The first time I ever heard of Pete Buttigieg, the mayor of South Bend, Ind., was in a Frank Bruni column in the New York Times in June 2016, titled, “The First Gay President?”
Two weeks later, Bruni cited Mayor Buttigieg (pronounced “BOOT-edge-edge”) in another column, “14 Young Democrats to Watch”—a list that included such then-unknown figures as Stacey Abrams and Andrew Gillum—while Buttigieg himself grew increasingly visible on the national stage, interviewed by Charlie Rose (ahem) in July 2017 and by the cast of Wait Wait…Don’t Tell Me! in February 2018.
Buttigieg, 37, announced his candidacy for president on January 23, to extremely limited fanfare. Now, however, he seems to be enjoying his 15 minutes in the limelight, thanks, in roughly equal measure, to generally glowing press coverage and surprisingly high poll numbers in early primary states.
While it is comically premature for anyone with any integrity to predict how the Democratic Party nominating contest will shake out (insert your own cable pundit joke here), Mayor Buttigieg—an Afghanistan War veteran and former Rhodes Scholar who speaks seven foreign languages, including Norwegian—is most certainly deserving of a long, hard look.
Indeed, in his initial column introducing Buttigieg to the world (or at least the world of New York Times readers), Bruni mused that, on paper, you could scarcely produce a more perfect future president if you built one, Frankenstein-like, in a laboratory. Similarly, in a meet-the-candidate segment on a recent episode of The Daily Show, Trevor Noah struggled to find even the trace of a skeleton in Buttigieg’s professional closet and came up empty.
By all appearances, Mayor Pete (as he is known in South Bend) is the real deal—someone one underestimates at one’s peril.
For that reason, Buttigieg offers us perhaps the single greatest opportunity we’ll ever have to ask: Is America ready for an openly gay president?
The answer, I suspect, is the same as it was regarding a black candidate in 2008: “No it’s not, except in this one case.”
I don’t mean to imply that Buttigieg will be crowned the Democratic nominee in the summer of 2020, let alone be elected on November 3. In a field of a billion contenders, a thirtysomething mayor of the fourth-largest city in Indiana will be a longshot in any context.
However, if America is to have a homosexual commander-in-chief in my lifetime, it will almost surely be someone like Mayor Pete: A man so smart, so accomplished and so…normal…that his sexual preference becomes both trivial and irrelevant to all but the most obsessive voters.
At the risk of putting too fine a point on it: Other than being married to a guy named Chasten, there is absolutely nothing about Buttigieg that would lead the average citizen to assume he is gay—nor to think anything of it upon finding out. In appearance, speech and overall countenance, Buttigieg comes across like any other plucky, overachieving public servant: wonky, earnest, full of ideas and creative energy, and wholly unencumbered by any notion of personal or demographic limitations.

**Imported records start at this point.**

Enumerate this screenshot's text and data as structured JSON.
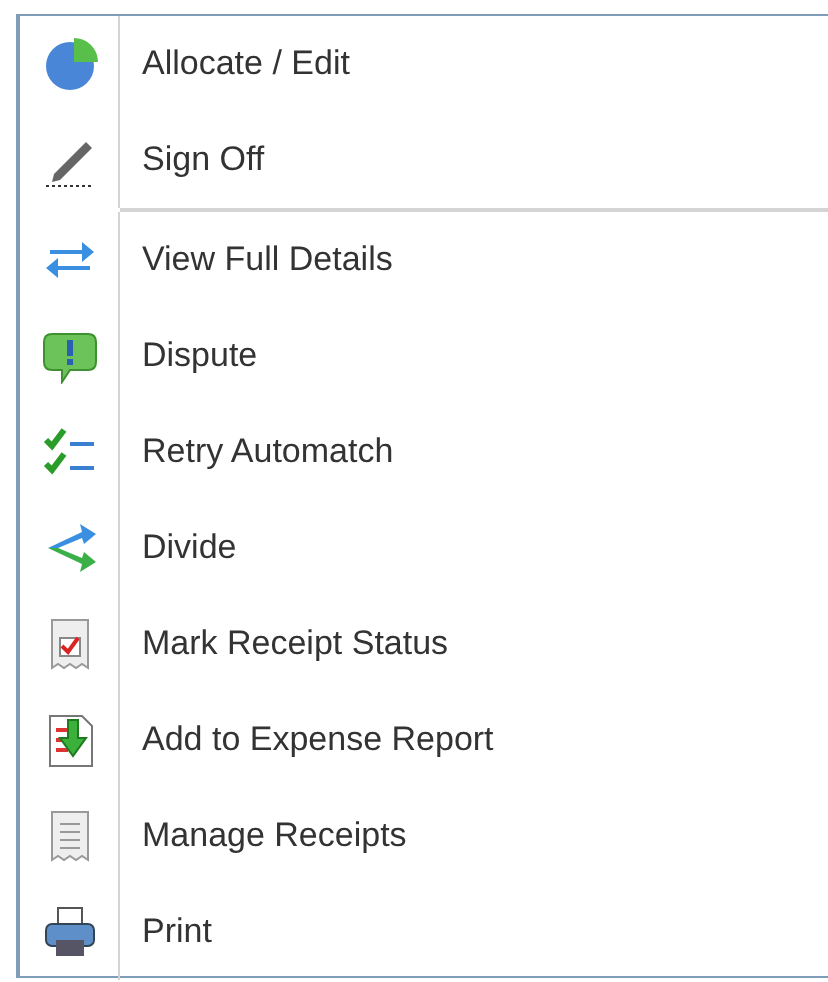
{
  "menu": {
    "groups": [
      {
        "items": [
          {
            "kind": "pie",
            "label": "Allocate / Edit"
          },
          {
            "kind": "pen",
            "label": "Sign Off"
          }
        ]
      },
      {
        "items": [
          {
            "kind": "arrows",
            "label": "View Full Details"
          },
          {
            "kind": "bubble",
            "label": "Dispute"
          },
          {
            "kind": "checklist",
            "label": "Retry Automatch"
          },
          {
            "kind": "split",
            "label": "Divide"
          },
          {
            "kind": "receipt-check",
            "label": "Mark Receipt Status"
          },
          {
            "kind": "report",
            "label": "Add to Expense Report"
          },
          {
            "kind": "receipt",
            "label": "Manage Receipts"
          },
          {
            "kind": "printer",
            "label": "Print"
          }
        ]
      }
    ]
  }
}
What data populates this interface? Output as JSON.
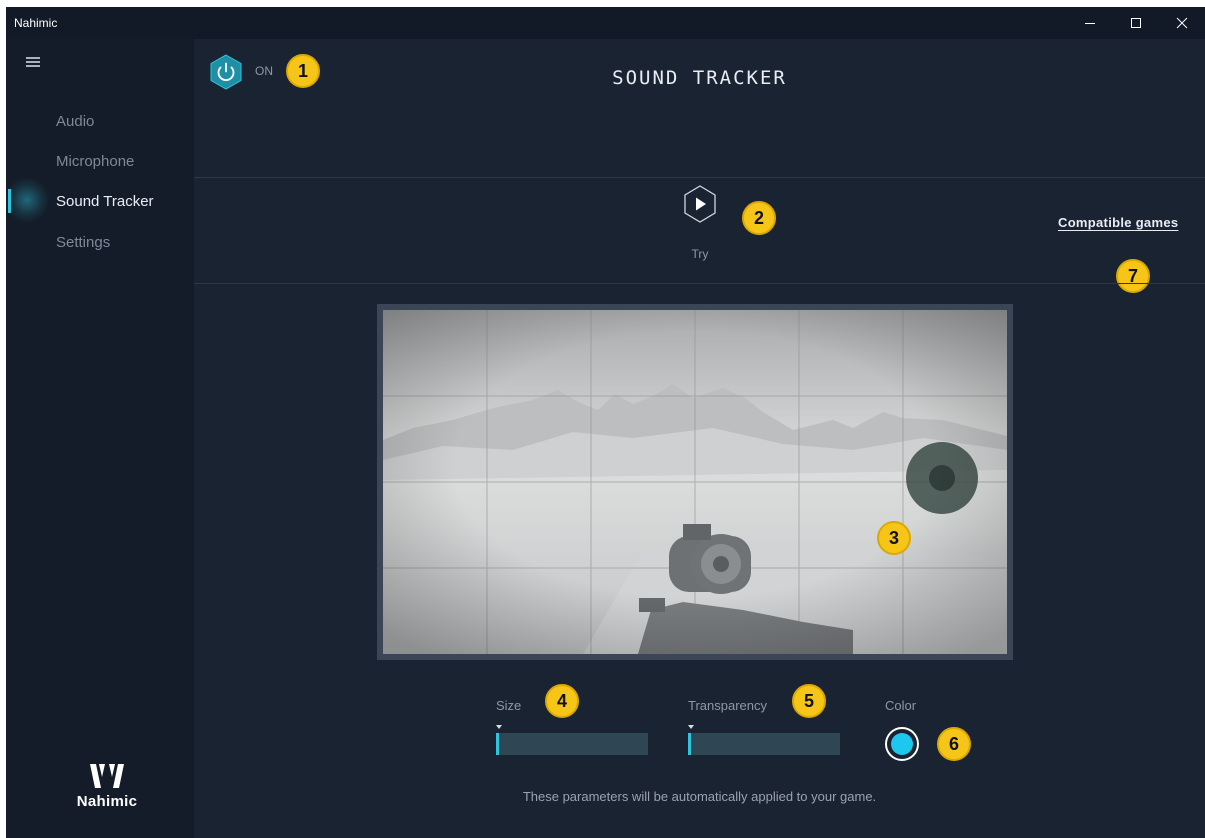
{
  "window": {
    "title": "Nahimic",
    "controls": [
      "minimize-icon",
      "maximize-icon",
      "close-icon"
    ]
  },
  "sidebar": {
    "menu_icon": "hamburger-menu-icon",
    "items": [
      {
        "label": "Audio",
        "active": false
      },
      {
        "label": "Microphone",
        "active": false
      },
      {
        "label": "Sound Tracker",
        "active": true
      },
      {
        "label": "Settings",
        "active": false
      }
    ],
    "logo_text": "Nahimic"
  },
  "header": {
    "power_state": "ON",
    "title": "SOUND TRACKER"
  },
  "try": {
    "label": "Try"
  },
  "compatible_games_link": "Compatible games",
  "controls": {
    "size_label": "Size",
    "size_value": 0.02,
    "transparency_label": "Transparency",
    "transparency_value": 0.02,
    "color_label": "Color",
    "color_value": "#1cc8ee"
  },
  "footnote": "These parameters will be automatically applied to your game.",
  "callouts": [
    "1",
    "2",
    "3",
    "4",
    "5",
    "6",
    "7"
  ],
  "colors": {
    "background": "#1a2332",
    "sidebar": "#141c29",
    "accent": "#2ec4dd",
    "callout": "#f5c518"
  }
}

Buttigieg’s whole approach to the gay question—increasingly common among prominent LGBT officials, post-Obergefell—is to never even mention it, except as a casual aside or in response to a direct question from an unimaginative reporter.
Indeed, Buttigieg did not formally “come out” to the good people of South Bend until deep into his first term as mayor, in June 2015 (in a newspaper column very much worth reading). And yet, when he ran for re-election that fall, he won with more than 80 percent of the vote.
This is the future of queerness in public life, and a major reason the gay rights movement has achieved so much in the past decade-and-a-half: By drawing only as much attention to itself as is strictly necessary. By assimilating to, rather than separating from, the society at large. By embracing such bedrock American institutions as marriage and family, rather than running away from them. By treating homo-skeptics with patience and respect rather than scorn and condescension, trusting that, in good time, they will come around.
By being the moderate, mild-mannered, monogamous mayor that he is—and an extraordinarily educated and well-spoken one to boot—Pete Buttigieg is essentially daring the public to give a damn about his personal life in any way, shape or form.
At this point in his political rise, it would appear that no one does. Perhaps that will change should he miraculously capture his party’s presidential nomination next year, when the spotlight will become infinitely brighter and the public’s curiosity infinitely curiouser.
Then again, perhaps not. Maybe the country really has gotten past its worst hang-ups about LGBT folk in the public square and are prepared to judge all candidates for higher office strictly on their ideas, experience and the content of their character.
Someday we’ll find out for sure. Until then, we can dream.